ESCOLIOSES E HÉRNIAS
Lima Coelho fala, igualmente, do maior grau de capacidades e competências exigido presentemente a quem quer seguir a carreira das armas como sargento.
«Quando um jovem com o 12. ° vai ao balcão de recrutamento e é colocado perante as hipóteses de se candidatar ao curso de sargentos ou à Academia Militar (para oficiais), não terá dificuldade em escolher a segunda. O grau de exigência no acesso a uma e outra é muito semelhante», diz.
E, pegando na analogia da coluna vertebral, afirma que essa tem sido maltratada. Ironiza, ligando alguns dos problemas da classe com escolioses e hérnias discais. Lamenta, entre outros aspectos, que, no caso dos sargentos, a exigência não seja compensada, tanto em reconhecimento como a nível remuneratório. E dá exemplos: o salário bruto de um jovem segundo sargento é de 1 200 euros brutos e o de um sargento-mor, posto a que poucos chegam, de 1500. Para se passar de um a outro posto, é preciso fazer um percurso de três décadas.
Mas não reside apenas na remuneração o motivo pelo qual os sargentos se mobilizam e se colocam na linha da frente da contestação dos militares. O presidente da ANS fala, também, nas dificuldades de muitos para verem as suas licenciaturas reconhecidas. Exemplos disso são os enfermeiros e técnicos de diagnóstico e terapêutica integrados nos três ramos das FA. Há anos que reclamam a entrada na carreira de oficiais e já avançaram com uma acção administrativa contra o Ministério da Defesa, nos tribunais. Estão nesta situação cerca de 500 sargentos do quadro permanente no activo - um em cada 20.

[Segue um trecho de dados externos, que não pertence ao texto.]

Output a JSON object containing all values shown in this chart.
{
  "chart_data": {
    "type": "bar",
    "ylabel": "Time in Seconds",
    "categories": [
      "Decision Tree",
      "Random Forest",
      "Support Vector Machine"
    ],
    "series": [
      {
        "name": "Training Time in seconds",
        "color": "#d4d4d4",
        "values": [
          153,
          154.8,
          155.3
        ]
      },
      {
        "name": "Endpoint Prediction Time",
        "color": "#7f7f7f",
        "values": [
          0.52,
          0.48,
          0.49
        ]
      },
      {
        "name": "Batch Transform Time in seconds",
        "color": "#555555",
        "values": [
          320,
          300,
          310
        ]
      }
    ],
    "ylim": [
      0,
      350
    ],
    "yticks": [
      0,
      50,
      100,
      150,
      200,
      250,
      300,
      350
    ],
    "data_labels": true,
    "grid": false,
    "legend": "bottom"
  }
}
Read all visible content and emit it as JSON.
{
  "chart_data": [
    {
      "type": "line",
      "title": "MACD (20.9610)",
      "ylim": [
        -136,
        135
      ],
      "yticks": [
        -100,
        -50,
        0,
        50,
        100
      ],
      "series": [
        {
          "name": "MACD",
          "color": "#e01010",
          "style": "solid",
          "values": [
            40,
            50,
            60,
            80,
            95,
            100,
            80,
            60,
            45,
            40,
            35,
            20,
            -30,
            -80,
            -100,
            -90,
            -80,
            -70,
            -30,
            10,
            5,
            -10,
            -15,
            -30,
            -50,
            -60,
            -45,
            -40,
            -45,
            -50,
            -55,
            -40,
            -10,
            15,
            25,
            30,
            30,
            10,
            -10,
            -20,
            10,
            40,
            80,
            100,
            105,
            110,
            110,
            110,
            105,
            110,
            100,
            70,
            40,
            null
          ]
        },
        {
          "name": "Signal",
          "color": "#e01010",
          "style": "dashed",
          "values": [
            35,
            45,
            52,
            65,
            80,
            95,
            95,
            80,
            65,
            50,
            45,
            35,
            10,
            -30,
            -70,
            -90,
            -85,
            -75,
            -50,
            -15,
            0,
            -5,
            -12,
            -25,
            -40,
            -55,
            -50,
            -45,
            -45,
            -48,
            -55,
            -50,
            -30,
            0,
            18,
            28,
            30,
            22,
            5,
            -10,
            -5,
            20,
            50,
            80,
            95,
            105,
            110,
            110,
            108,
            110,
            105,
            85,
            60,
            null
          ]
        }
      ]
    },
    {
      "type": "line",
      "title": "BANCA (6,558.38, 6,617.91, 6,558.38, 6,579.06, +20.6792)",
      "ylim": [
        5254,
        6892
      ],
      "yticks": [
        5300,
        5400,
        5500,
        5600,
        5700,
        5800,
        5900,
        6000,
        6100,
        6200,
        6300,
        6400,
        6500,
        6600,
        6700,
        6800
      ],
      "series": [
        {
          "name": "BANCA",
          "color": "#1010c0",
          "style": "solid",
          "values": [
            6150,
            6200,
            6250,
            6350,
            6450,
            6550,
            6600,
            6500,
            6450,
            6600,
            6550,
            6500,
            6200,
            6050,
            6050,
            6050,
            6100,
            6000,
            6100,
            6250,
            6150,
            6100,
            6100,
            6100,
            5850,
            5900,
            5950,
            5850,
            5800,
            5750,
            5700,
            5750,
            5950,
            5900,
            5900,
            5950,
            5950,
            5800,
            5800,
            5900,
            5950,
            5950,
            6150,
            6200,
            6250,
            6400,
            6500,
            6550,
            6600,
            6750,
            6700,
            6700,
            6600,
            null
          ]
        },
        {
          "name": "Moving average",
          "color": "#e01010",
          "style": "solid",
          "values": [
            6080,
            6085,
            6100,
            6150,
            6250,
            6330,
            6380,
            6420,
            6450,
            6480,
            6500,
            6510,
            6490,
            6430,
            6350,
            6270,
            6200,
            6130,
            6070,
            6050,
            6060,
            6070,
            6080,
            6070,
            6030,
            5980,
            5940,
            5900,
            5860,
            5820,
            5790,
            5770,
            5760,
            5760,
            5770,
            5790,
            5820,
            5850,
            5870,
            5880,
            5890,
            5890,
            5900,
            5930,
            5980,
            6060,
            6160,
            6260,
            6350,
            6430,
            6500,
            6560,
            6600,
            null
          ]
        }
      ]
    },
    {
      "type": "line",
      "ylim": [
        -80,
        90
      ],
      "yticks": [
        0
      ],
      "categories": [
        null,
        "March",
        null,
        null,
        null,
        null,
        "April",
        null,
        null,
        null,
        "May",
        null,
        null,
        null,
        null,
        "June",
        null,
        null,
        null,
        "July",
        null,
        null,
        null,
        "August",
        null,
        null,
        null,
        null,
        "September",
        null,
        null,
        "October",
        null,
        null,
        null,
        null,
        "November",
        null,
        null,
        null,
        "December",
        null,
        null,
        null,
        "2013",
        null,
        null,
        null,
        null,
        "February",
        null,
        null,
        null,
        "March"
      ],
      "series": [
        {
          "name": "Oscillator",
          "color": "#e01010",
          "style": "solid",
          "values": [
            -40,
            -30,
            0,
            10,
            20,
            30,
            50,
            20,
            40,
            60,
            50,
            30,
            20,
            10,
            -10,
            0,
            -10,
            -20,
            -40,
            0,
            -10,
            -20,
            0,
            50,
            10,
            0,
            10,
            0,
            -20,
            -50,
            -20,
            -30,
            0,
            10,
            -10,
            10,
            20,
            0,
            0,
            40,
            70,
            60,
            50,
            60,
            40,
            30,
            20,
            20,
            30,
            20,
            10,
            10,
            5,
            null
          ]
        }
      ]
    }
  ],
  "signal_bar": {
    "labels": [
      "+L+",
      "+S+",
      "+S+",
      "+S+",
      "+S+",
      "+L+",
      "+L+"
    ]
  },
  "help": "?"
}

Os problemas de classe são conjunturais e por muito que a situação nos quartéis tenha mudado desde que Passarinho acompanhou Salgueiro Maia, a essência da função do sargento mantém-se praticamente inalterada: a de correia de transmissão entre quem dá as ordens e quem as executa. É que, conclui Luís Alves de Fraga, «por trás de uma boa ordem bem executada, pode estar sempre um bom sargento».